Trump e Biden: nada se cria nas eleições americanas

Trump e Biden: nada se cria nas eleições americanas

Leonardo Freitas*

04 de novembro de 2020 | 06h15

Leonardo Freitas. FOTO: DIVULGAÇÃO

Podemos afirmar que as eleições são praticamente iguais em qualquer parte deste mundo; exceto em países não democráticos. A única situação que muda numa corrida eleitoral é o idioma, porque, de resto, as relações de poder se mantêm nos mesmos patamares de desejo.

Vejamos. Muitos imaginam que o Brasil é o celeiro desta vontade doentia de se perpetuar no poder que está intimamente ligada ao dinheiro. Agora vem a pergunta: E se este mesmo jogo acontecesse num ambiente de muita riqueza como os Estados Unidos da América? Você automaticamente, e sem muito esforço, terá a certeza absoluta de que a força centrífuga e centrípeta se tornam mil vezes maiores nesta realidade aumentada da América do Norte.

Há poucas semanas, o presidente Donald Trump indicou a mais nova juíza para a Suprema Corte dos EUA, Amy Coney Barret. A denominada ultraconservadora promete mudar o eixo deixado pela já saudosa Ruth Bader Ginsburg, que de forma lastimável nem mesmo deixaram esfriar no devido leito de morte. Absurdamente, essas são atitudes típicas da política rasteira e baixa relatadas logo no início. É bom avisar e repetir como mantra que isso não é uma exclusividade da direita e nem mesmo da esquerda. A política é assim. O que importa é o “meu”, o “seu” costuma ficar para depois.

Constatamos, neste movimento “trumpista”, a intenção apressada de ofuscar os problemas gerados pelo próprio governo Trump ao desconsiderar a pandemia mundial. Problemas esses que têm dificultado a campanha do presidente americano à reeleição. Não é à toa que ele está em segundo lugar em todas as pesquisas de intenção de votos.

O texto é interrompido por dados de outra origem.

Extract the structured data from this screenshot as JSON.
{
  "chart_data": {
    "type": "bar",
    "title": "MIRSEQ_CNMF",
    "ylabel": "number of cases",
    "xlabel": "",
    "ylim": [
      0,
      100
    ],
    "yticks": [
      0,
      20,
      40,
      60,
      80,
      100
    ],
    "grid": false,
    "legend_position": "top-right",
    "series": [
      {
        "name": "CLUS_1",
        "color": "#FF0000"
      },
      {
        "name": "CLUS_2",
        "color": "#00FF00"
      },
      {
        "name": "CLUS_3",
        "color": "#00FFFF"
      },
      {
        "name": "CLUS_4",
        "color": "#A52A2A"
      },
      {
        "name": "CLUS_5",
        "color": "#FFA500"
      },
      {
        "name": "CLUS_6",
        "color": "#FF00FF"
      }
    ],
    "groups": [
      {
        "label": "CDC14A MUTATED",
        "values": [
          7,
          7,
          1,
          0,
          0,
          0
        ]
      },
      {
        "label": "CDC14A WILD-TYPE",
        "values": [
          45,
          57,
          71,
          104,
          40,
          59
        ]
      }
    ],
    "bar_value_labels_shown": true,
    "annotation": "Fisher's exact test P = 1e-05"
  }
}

Sabemos que a aprovação do nome da juíza Barret depende do aval do Senado, mas pela contagem dos votos no congresso, a cadeira para o assento da ultraconservadora é mais certa que o nascer do sol. Trump tem a benção da maioria formada pelos republicanos, é claro.

Outro ponto que o atual presidente se ancora para esta indicação é o fato dele já demonstrar a intenção de judicializar o resultado das eleições; caso perca nas urnas. Evidente! Mas, o que nos faz entender desta forma é nada mais e nada menos de Trump já dizer que não confia no processo de votos realizados pelos americanos nos correios. Mesmo sendo um procedimento tradicional nos EUA – o próprio “dono dos correios” – ele, Trump, não acredita na idoneidade dos funcionários dele.

Talvez esteja faltando ao presidente americano ser um chefe “bonzinho”, e colocando isso em dúvida, ele acabe reconhecendo que ele mesmo não é tão perfeito como imagina ser na gestão do serviço público. Tiro no pé, com perdão às armas.

E onde entra então a mais nova juíza da corte americana? Entra justamente neste momento de judicialização do resultado negativo que o presidente Donald Trump pode ter ao abrir as urnas. O que o “laranjão”, como é chamado pela oposição, está fazendo é garantir pelo menos um voto forte na Suprema Corte ao seu favor. Este voto pelo menos tem garantido.

Há alguns dias, ao ser perguntado sobre o clima de uma possível transição de governo ao Biden, o presidente na Casa Branca desconversou. Fica aí, portanto, aquele típico e comum ditado brasileiro: “Quem cala, consente”. Será?

Parece mesmo que estas histórias de novelas mexicanas são verdadeiras cópias da realidade. E, por falar em latinos, hoje vemos o quanto os dois candidatos Joe Biden e Donald Trump disputam no tapa os mais de 32 milhões de votos destes imigrantes em solo americano. A Flórida hoje virou um dos estados mais visitados pelos dois presidenciáveis, e inclusive, será palco de um dos maiores debates eleitorais televisionados do país.

Vejam só como o mundo dá as suas voltas a uma velocidade da luz. Ontem, estes mesmos hispanos eram os excluídos da política imigratória; mas hoje são os mais queridinhos pelos chefes dos delegados partidários. Quem te viu e quem te vê; ou melhor: Who would have thought?